Last year, Pembina County celebrated its Sesquicentennial. In celebration of this, local historian Jim Benjaminson wrote an ongoing series of historical essays for the local newspaper entitled Pembina County at 150. Jim has shared some of them with us here on St. Vincent Memories before. Today we're sharing one on a subject we've been discussing on our Facebook page recently...
Ferries and Bridges
To the fur traders of the late 1700's and early 1800's the Red River and its tributaries were their “highways”. As permanent settlers began infiltrating the area establishing farms and communities, the rivers were at first an asset – but as more and more settlers took up permanent residence further away from the main streams, the rivers began to take on a new persona – they began to be more of a hindrance than anything. As trails became roads, crossing rivers and streams became a challenge and a chore. From 1859 on, as steam boats began to ply the Red the movement of goods was made considerably easier, despite the fact river travel consumed over 395 miles from Breckenridge to the International Border despite land routes that totaled under 200 miles. But river travel wasn't always dependable. For at least 5 months of the year, the river was frozen over and in other years, the water level was too low to allow passage of the steamers between river communities.

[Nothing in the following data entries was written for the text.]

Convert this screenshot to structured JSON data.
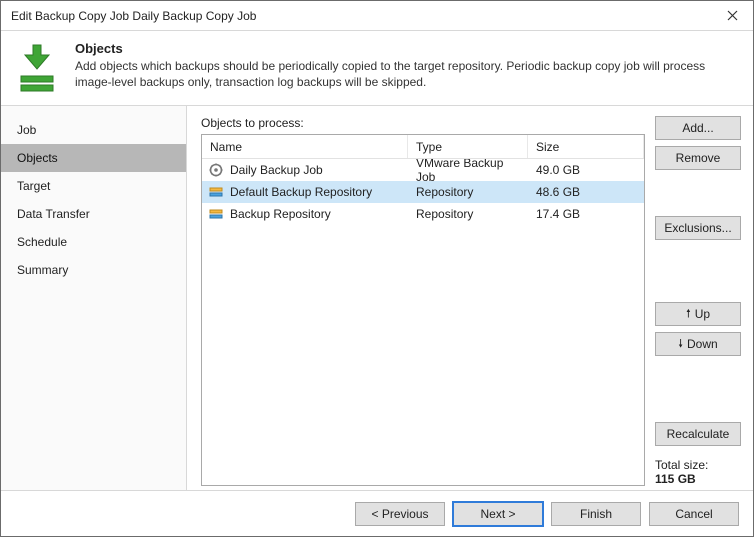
{
  "window": {
    "title": "Edit Backup Copy Job Daily Backup Copy Job"
  },
  "banner": {
    "title": "Objects",
    "description": "Add objects which backups should be periodically copied to the target repository. Periodic backup copy job will process image-level backups only, transaction log backups will be skipped."
  },
  "sidebar": {
    "items": [
      {
        "label": "Job"
      },
      {
        "label": "Objects"
      },
      {
        "label": "Target"
      },
      {
        "label": "Data Transfer"
      },
      {
        "label": "Schedule"
      },
      {
        "label": "Summary"
      }
    ],
    "active_index": 1
  },
  "section": {
    "label": "Objects to process:"
  },
  "columns": {
    "name": "Name",
    "type": "Type",
    "size": "Size"
  },
  "rows": [
    {
      "icon": "gear-icon",
      "name": "Daily Backup Job",
      "type": "VMware Backup Job",
      "size": "49.0 GB",
      "selected": false
    },
    {
      "icon": "repo-default-icon",
      "name": "Default Backup Repository",
      "type": "Repository",
      "size": "48.6 GB",
      "selected": true
    },
    {
      "icon": "repo-icon",
      "name": "Backup Repository",
      "type": "Repository",
      "size": "17.4 GB",
      "selected": false
    }
  ],
  "rail": {
    "add": "Add...",
    "remove": "Remove",
    "exclusions": "Exclusions...",
    "up": "Up",
    "down": "Down",
    "recalculate": "Recalculate"
  },
  "totals": {
    "label": "Total size:",
    "value": "115 GB"
  },
  "footer": {
    "previous": "< Previous",
    "next": "Next >",
    "finish": "Finish",
    "cancel": "Cancel"
  }
}
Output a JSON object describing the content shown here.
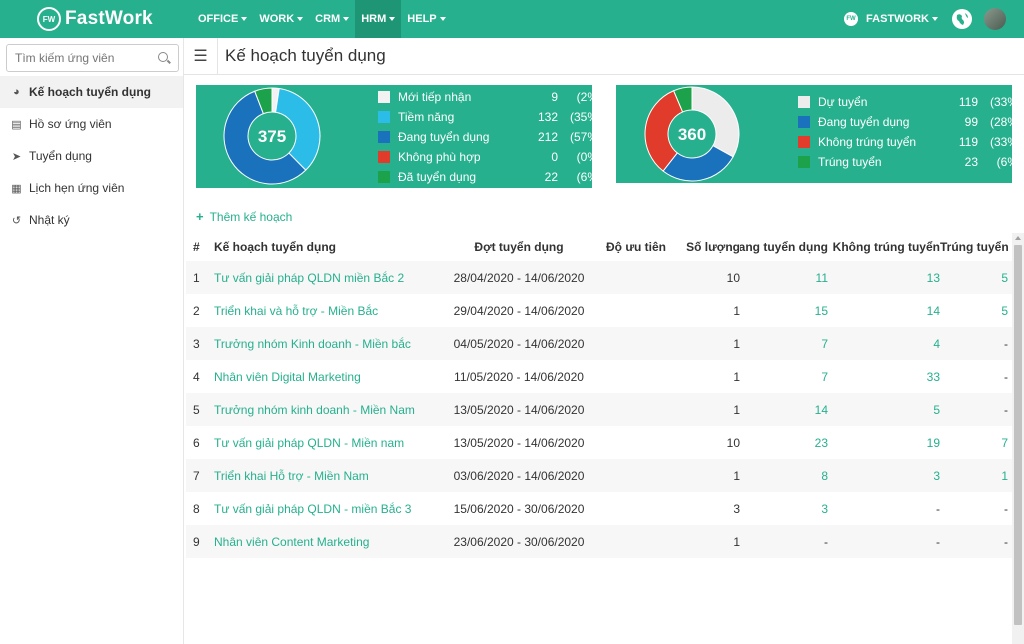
{
  "app": {
    "logo_mark": "FW",
    "name": "FastWork"
  },
  "nav": [
    {
      "label": "OFFICE",
      "active": false
    },
    {
      "label": "WORK",
      "active": false
    },
    {
      "label": "CRM",
      "active": false
    },
    {
      "label": "HRM",
      "active": true
    },
    {
      "label": "HELP",
      "active": false
    }
  ],
  "topright": {
    "org_badge": "FW",
    "org_name": "FASTWORK",
    "globe_icon": "globe-icon",
    "avatar": "user-avatar"
  },
  "sidebar": {
    "search_placeholder": "Tìm kiếm ứng viên",
    "items": [
      {
        "label": "Kế hoạch tuyển dụng",
        "icon": "dashboard-icon",
        "active": true
      },
      {
        "label": "Hồ sơ ứng viên",
        "icon": "file-icon",
        "active": false
      },
      {
        "label": "Tuyển dụng",
        "icon": "paper-plane-icon",
        "active": false
      },
      {
        "label": "Lịch hẹn ứng viên",
        "icon": "calendar-icon",
        "active": false
      },
      {
        "label": "Nhật ký",
        "icon": "history-icon",
        "active": false
      }
    ]
  },
  "header": {
    "title": "Kế hoạch tuyển dụng",
    "menu_icon": "hamburger-icon"
  },
  "stats_left": {
    "total": "375",
    "items": [
      {
        "label": "Mới tiếp nhận",
        "count": "9",
        "pct": "(2%)",
        "value": 9,
        "color": "#f2f2f2"
      },
      {
        "label": "Tiềm năng",
        "count": "132",
        "pct": "(35%)",
        "value": 132,
        "color": "#2bbde8"
      },
      {
        "label": "Đang tuyển dụng",
        "count": "212",
        "pct": "(57%)",
        "value": 212,
        "color": "#1a72bd"
      },
      {
        "label": "Không phù hợp",
        "count": "0",
        "pct": "(0%)",
        "value": 0,
        "color": "#e13b2b"
      },
      {
        "label": "Đã tuyển dụng",
        "count": "22",
        "pct": "(6%)",
        "value": 22,
        "color": "#1ca24a"
      }
    ]
  },
  "stats_right": {
    "total": "360",
    "items": [
      {
        "label": "Dự tuyển",
        "count": "119",
        "pct": "(33%)",
        "value": 119,
        "color": "#ececec"
      },
      {
        "label": "Đang tuyển dụng",
        "count": "99",
        "pct": "(28%)",
        "value": 99,
        "color": "#1a72bd"
      },
      {
        "label": "Không trúng tuyển",
        "count": "119",
        "pct": "(33%)",
        "value": 119,
        "color": "#e13b2b"
      },
      {
        "label": "Trúng tuyển",
        "count": "23",
        "pct": "(6%)",
        "value": 23,
        "color": "#1ca24a"
      }
    ]
  },
  "add_plan_label": "Thêm kế hoạch",
  "table": {
    "headers": {
      "idx": "#",
      "name": "Kế hoạch tuyển dụng",
      "period": "Đợt tuyển dụng",
      "priority": "Độ ưu tiên",
      "qty": "Số lượng",
      "ongoing": "Đang tuyển dụng",
      "not_passed": "Không trúng tuyển",
      "passed": "Trúng tuyển"
    },
    "rows": [
      {
        "idx": "1",
        "name": "Tư vấn giải pháp QLDN miền Bắc 2",
        "period": "28/04/2020 - 14/06/2020",
        "priority": "",
        "qty": "10",
        "ongoing": "11",
        "not_passed": "13",
        "passed": "5"
      },
      {
        "idx": "2",
        "name": "Triển khai và hỗ trợ - Miền Bắc",
        "period": "29/04/2020 - 14/06/2020",
        "priority": "",
        "qty": "1",
        "ongoing": "15",
        "not_passed": "14",
        "passed": "5"
      },
      {
        "idx": "3",
        "name": "Trưởng nhóm Kinh doanh - Miền bắc",
        "period": "04/05/2020 - 14/06/2020",
        "priority": "",
        "qty": "1",
        "ongoing": "7",
        "not_passed": "4",
        "passed": "-"
      },
      {
        "idx": "4",
        "name": "Nhân viên Digital Marketing",
        "period": "11/05/2020 - 14/06/2020",
        "priority": "",
        "qty": "1",
        "ongoing": "7",
        "not_passed": "33",
        "passed": "-"
      },
      {
        "idx": "5",
        "name": "Trưởng nhóm kinh doanh - Miền Nam",
        "period": "13/05/2020 - 14/06/2020",
        "priority": "",
        "qty": "1",
        "ongoing": "14",
        "not_passed": "5",
        "passed": "-"
      },
      {
        "idx": "6",
        "name": "Tư vấn giải pháp QLDN - Miền nam",
        "period": "13/05/2020 - 14/06/2020",
        "priority": "",
        "qty": "10",
        "ongoing": "23",
        "not_passed": "19",
        "passed": "7"
      },
      {
        "idx": "7",
        "name": "Triển khai Hỗ trợ - Miền Nam",
        "period": "03/06/2020 - 14/06/2020",
        "priority": "",
        "qty": "1",
        "ongoing": "8",
        "not_passed": "3",
        "passed": "1"
      },
      {
        "idx": "8",
        "name": "Tư vấn giải pháp QLDN - miền Bắc 3",
        "period": "15/06/2020 - 30/06/2020",
        "priority": "",
        "qty": "3",
        "ongoing": "3",
        "not_passed": "-",
        "passed": "-"
      },
      {
        "idx": "9",
        "name": "Nhân viên Content Marketing",
        "period": "23/06/2020 - 30/06/2020",
        "priority": "",
        "qty": "1",
        "ongoing": "-",
        "not_passed": "-",
        "passed": "-"
      }
    ]
  },
  "colors": {
    "brand": "#26b08e",
    "brand_dark": "#1e9676",
    "link": "#26b08e"
  }
}
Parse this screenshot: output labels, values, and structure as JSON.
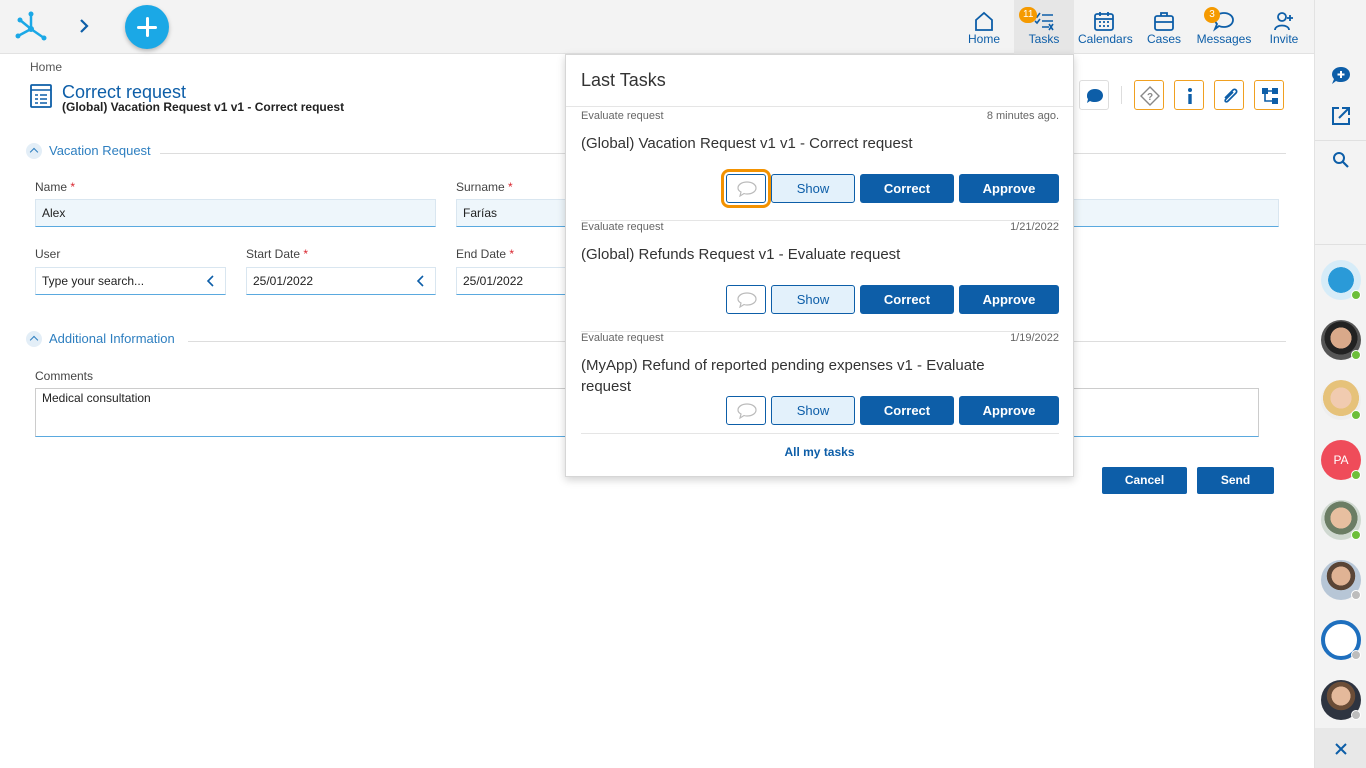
{
  "header": {
    "nav": [
      {
        "id": "home",
        "label": "Home",
        "icon": "home-icon"
      },
      {
        "id": "tasks",
        "label": "Tasks",
        "icon": "tasks-icon",
        "badge": "11"
      },
      {
        "id": "calendars",
        "label": "Calendars",
        "icon": "calendar-icon"
      },
      {
        "id": "cases",
        "label": "Cases",
        "icon": "briefcase-icon"
      },
      {
        "id": "messages",
        "label": "Messages",
        "icon": "chat-icon",
        "badge": "3"
      },
      {
        "id": "invite",
        "label": "Invite",
        "icon": "add-user-icon"
      }
    ]
  },
  "page": {
    "breadcrumb": "Home",
    "title": "Correct request",
    "subtitle": "(Global) Vacation Request v1 v1 - Correct request"
  },
  "form": {
    "section1": "Vacation Request",
    "section2": "Additional Information",
    "name_label": "Name",
    "name_value": "Alex",
    "surname_label": "Surname",
    "surname_value": "Farías",
    "user_label": "User",
    "user_placeholder": "Type your search...",
    "start_label": "Start Date",
    "start_value": "25/01/2022",
    "end_label": "End Date",
    "end_value": "25/01/2022",
    "comments_label": "Comments",
    "comments_value": "Medical consultation",
    "required_mark": "*",
    "cancel": "Cancel",
    "send": "Send"
  },
  "popup": {
    "title": "Last Tasks",
    "tasks": [
      {
        "name": "Evaluate request",
        "date": "8 minutes ago.",
        "title": "(Global) Vacation Request v1 v1 - Correct request"
      },
      {
        "name": "Evaluate request",
        "date": "1/21/2022",
        "title": "(Global) Refunds Request v1 - Evaluate request"
      },
      {
        "name": "Evaluate request",
        "date": "1/19/2022",
        "title": "(MyApp) Refund of reported pending expenses v1 - Evaluate request"
      }
    ],
    "show_label": "Show",
    "correct_label": "Correct",
    "approve_label": "Approve",
    "all_tasks": "All my tasks"
  },
  "rail": {
    "people_initials": "PA"
  },
  "colors": {
    "primary": "#0d5ea8",
    "accent": "#1ba8e6",
    "highlight": "#f39200",
    "badge": "#f59a00",
    "online": "#6dbf3a"
  }
}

Amazing as it may seem, crossing the Red into Minnesota meant at least a day's journey to either Winnipeg or Grand Forks even as late as 1910. The pages of the early Pembina County Commissioners books are filled with requests from county residents “praying for funds” to establish either a road or a bridge crossing in various locations of the county. But there was at least one other option – establishment of a ferry service between the two states.
At least three ferry franchises were authorized by the County Commissioners over the years. One of the earliest references found in the Commission records is dated April 13, 1872 which granted D.F. Brawley a ten-year franchise for a ferry at Pembina, for which Brawley agreed to pay Pembina County $26 a year for the privilege; G.F. Keney was awarded the Grand Forks ferry franchise at $50 a year. Ten years later, on page 60 of commission records, Robert Tweedlie of Drayton was granted a three-year franchise, effective October 2, 1882 through October 2, 1885 paying a franchise fee of just $10 per year to the county – by late August of 1883 the Pioneer Express was running the following: “Wanted, a good man to run the Drayton Ferry”!
Apparently the Pembina franchise was worth considerably more than the Drayton franchise, as commission records show (on page 90) James Airth of Pembina agreed to pay Pembina County $75 per year for three-years, effective January 1, 1883 through January 1, 1886 – placing his ferry in service April 23, 1883.
Exactly when Pembina County relinquished issuing franchises in favor of the cities (and how the franchise was honored from the Minnesota side of the river) is unclear. D.F. Brawley, a St. Vincent resident had been awarded a ferry franchise which was revoked by the Minnesota Legislature in January of 1878. Brawley would be involved in other dealings with the government when he sued the military over a contract he held for supplying cord word to Fort Pembina (he lost the suit). At the Pembina Council meeting of April 1, 1889, tenders to operate the ferry between Pembina and St. Vincent were offered by P. L. Messareur [Note from Trish: Could this be a misspelling of Philip Le Masurier's name?] for $160 for the year of 1889; Wilbur Kerns tendered an offer of $156 per year for three years while Alex Airth offered $169 per year for three years. The franchise was granted to Airth.
Although details are lacking, Pembina County jail records record that William O'Keefe was arrested and jailed January 19, 1881, as was James L. Fisk for “establishing, maintaining and running an illegal ferry in North Dakota”. The next day, January 20, J. Rich was also arrested and charged as was W. W. Nicholas on January 21st. Whether these men were interlopers from Minnesota or just trying to worm their way into the ferry business has not been discovered – nor has any court disposition! One has to question why they were arrested in January when there obviously was no ferry service!